– Вот тут написано «создание сервиса потребует высококлассных IT специалистов и инвестиций», – погуглив, сказал Никита. – Фигос ему, а не инвестиции! Мы что, деньги на кустах выращиваем?!
– Не надо мне ничего, я ничего не прошу… – обиделся Шурш.
– Шурш, пожалуйста, папа тебя ни в чем не обвиняет… Никита, пожалуйста, он ничего не просит… – заторопилась Алена.
Шурш сказал: «Мама, можно я пойду?», выскользнул из комнаты. Никита сказал: «Не хочу быть дома, когда ты такая… когда я вернусь, ты уже будешь нормальная, да?», ушел.
…– И что?.. – спросила я.
Мне можно спросить «и что?». В словах «и что?» нет оценки, нет осуждения, нет даже суждения.
– У Никиты есть такое свойство: он любит, чтобы дома было всё спокойно, – сказала Алена.
Свойство? Как будто он любит селедку или винегрет, или плохо слышит. На самом деле это не врожденное, а благоприобретенное свойство: Алена сама приучила его к тому, что все проблемы решает она.
… – Почему ты так и не рассказала Никите, что Шуршик не здоров?
– Помнишь мою бабушку?
Глупый вопрос. Конечно, помню! Красивая, толстая, с седой косой до пояса.
– Она говорила: «Если хочешь быть счастливой в браке, запомни: муж любит жену здоровую».
Да? Я понимаю: это не про здоровье, это про то, что мужчины не любят женщин, которые их расстраивают. Если мужчина приходит домой, а там – бах, на него вываливают кучу неприятностей, это плохо для отношений. Жена должна сама решать свои личные проблемы, а с мужем всегда быть веселой. В современном контексте это не так глупо: если ты ассоциируешься с неприятностями, тебя начинают воспринимать как неприятность.
– Но разве Шурш – это твои личные проблемы?
– Мои, – коротко сказала Алена.
Почему Алена так и не рассказала Никите, что Шуршик не здоров?

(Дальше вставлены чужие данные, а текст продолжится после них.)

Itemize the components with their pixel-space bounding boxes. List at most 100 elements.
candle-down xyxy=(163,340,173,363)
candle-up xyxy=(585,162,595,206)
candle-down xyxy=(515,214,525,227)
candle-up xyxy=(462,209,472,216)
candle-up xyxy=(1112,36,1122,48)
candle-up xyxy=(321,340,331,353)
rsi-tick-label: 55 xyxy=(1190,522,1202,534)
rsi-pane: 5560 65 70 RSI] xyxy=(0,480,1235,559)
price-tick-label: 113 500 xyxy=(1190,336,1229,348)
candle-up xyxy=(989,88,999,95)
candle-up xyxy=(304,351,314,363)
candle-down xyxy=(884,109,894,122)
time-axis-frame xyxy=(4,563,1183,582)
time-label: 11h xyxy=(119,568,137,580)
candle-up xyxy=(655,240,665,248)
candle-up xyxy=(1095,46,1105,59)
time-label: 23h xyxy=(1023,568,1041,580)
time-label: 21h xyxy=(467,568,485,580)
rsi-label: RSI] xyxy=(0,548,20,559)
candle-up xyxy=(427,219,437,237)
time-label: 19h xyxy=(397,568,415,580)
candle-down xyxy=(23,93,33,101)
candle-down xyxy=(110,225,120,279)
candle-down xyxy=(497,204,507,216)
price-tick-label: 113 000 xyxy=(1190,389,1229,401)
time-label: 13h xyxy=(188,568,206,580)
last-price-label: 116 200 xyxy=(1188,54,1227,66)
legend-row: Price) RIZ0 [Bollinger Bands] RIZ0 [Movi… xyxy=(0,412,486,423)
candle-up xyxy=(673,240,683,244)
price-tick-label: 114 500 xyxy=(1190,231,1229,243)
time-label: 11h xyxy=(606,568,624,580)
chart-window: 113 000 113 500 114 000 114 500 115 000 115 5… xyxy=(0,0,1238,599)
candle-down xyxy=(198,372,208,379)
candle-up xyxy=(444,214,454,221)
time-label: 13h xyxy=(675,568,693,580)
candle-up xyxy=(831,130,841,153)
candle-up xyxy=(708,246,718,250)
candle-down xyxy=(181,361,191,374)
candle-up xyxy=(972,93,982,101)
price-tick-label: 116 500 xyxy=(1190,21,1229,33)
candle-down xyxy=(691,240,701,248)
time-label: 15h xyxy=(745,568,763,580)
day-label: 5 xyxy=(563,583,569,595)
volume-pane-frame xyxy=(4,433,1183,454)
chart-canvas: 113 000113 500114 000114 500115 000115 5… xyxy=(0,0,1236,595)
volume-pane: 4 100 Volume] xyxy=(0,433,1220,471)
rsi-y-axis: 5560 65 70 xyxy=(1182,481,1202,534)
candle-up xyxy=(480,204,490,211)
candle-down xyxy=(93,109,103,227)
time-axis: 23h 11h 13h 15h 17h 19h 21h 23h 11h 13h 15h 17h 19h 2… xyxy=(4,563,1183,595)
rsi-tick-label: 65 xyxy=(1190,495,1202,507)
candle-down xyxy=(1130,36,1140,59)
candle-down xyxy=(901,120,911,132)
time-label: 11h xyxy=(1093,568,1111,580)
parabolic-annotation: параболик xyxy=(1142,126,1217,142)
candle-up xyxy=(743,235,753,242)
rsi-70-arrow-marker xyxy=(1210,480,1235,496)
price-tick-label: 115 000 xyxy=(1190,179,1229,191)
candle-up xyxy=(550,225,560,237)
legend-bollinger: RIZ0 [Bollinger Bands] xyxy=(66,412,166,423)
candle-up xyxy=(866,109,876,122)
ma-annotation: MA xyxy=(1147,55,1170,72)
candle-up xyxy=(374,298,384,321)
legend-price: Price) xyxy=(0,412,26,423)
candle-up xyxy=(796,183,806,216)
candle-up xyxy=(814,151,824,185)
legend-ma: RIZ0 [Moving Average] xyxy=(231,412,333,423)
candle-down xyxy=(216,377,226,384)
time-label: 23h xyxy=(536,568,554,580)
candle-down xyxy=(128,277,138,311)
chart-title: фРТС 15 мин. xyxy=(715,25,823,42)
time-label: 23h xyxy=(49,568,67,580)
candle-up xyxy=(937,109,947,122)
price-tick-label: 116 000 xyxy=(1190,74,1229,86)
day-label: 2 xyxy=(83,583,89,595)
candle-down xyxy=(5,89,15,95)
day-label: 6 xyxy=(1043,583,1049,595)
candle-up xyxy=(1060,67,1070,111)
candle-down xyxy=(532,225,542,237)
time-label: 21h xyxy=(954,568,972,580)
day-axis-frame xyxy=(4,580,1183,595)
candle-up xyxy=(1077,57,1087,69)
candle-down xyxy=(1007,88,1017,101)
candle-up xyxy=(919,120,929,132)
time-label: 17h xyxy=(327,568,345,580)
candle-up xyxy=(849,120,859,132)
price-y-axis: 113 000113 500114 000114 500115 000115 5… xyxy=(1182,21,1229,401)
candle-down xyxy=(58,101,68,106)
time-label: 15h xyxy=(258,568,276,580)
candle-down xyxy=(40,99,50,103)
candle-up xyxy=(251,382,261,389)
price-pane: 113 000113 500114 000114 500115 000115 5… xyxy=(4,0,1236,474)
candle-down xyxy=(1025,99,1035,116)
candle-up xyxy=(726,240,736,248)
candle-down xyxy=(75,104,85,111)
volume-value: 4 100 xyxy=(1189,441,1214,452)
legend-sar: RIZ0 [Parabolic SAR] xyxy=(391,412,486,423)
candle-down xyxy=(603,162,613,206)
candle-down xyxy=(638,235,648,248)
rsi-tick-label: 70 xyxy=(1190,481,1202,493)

Почему-почему… потому что Алена внучка своей бабушки, красивой, толстой, с седой косой до пояса. Чтобы были идеальные отношения, жена должна молчать о плохом: что ребенок не здоров или муж изменил. Если сказать, всё уже никогда не будет идеальным. А если не говорить, может быть, будет.
Понедельник, 27 сентября, не может быть!
А вот этого я от Хомяка не ожидала!
– В десять сорок пять во дворе Владимирский, шесть, хинкали, – сказала Ирка и отключилась.
Странно. Ирка не бывает так лаконична по телефону. Мы любим хинкали, но не в одиннадцать сорок пять.
Владимирский, шесть – это соседний дом с проходным двором между Литейным и Фонтанкой, во дворе дерево, антикварная лавка, нотариальная контора, кофейня. Очевидно, там открылось грузинское кафе.
В десять пятьдесят мы с Хомяком встретились в проходном дворе, под деревом. Я пришла с Литейного, а Ирка с Фонтанки.
– Ты мне нужна в одиннадцать: ты умеешь с детьми, а я нет, – объяснила Ирка.
Это был обман. Хинкали – это приманка. Мы идем к нотариусу. Ирка записана на одиннадцать. Маленькая дочь ПетрИваныча с мамой тоже придут. Ирка оформит дарственную. Почему Ирка повела себя как самостоятельный самодостаточный человек? Почему, не советуясь со мной, позвонила по телефону, который был в завещании, и сухо сказала, что Е. наследница по завещанию, и пусть возьмут свидетельство о рождении? Почему сразу же, не откладывая дело в долгий ящик, договорилась встретиться у нотариуса?! Хотя это как раз понятно: нотариальная контора в соседнем доме. Ирка хочет покончить со всем одним махом: боится передумать.
Этого я от Хомяка не ожидала, я ожидала совсем другого: что Ирка сделает вид, что маленькой дочери ПетрИваныча не существует. Ну, или попросит меня придумать, как бы нам издалека незаметно на нее посмотреть, а уже потом сделает вид, что никакой дочери не существует.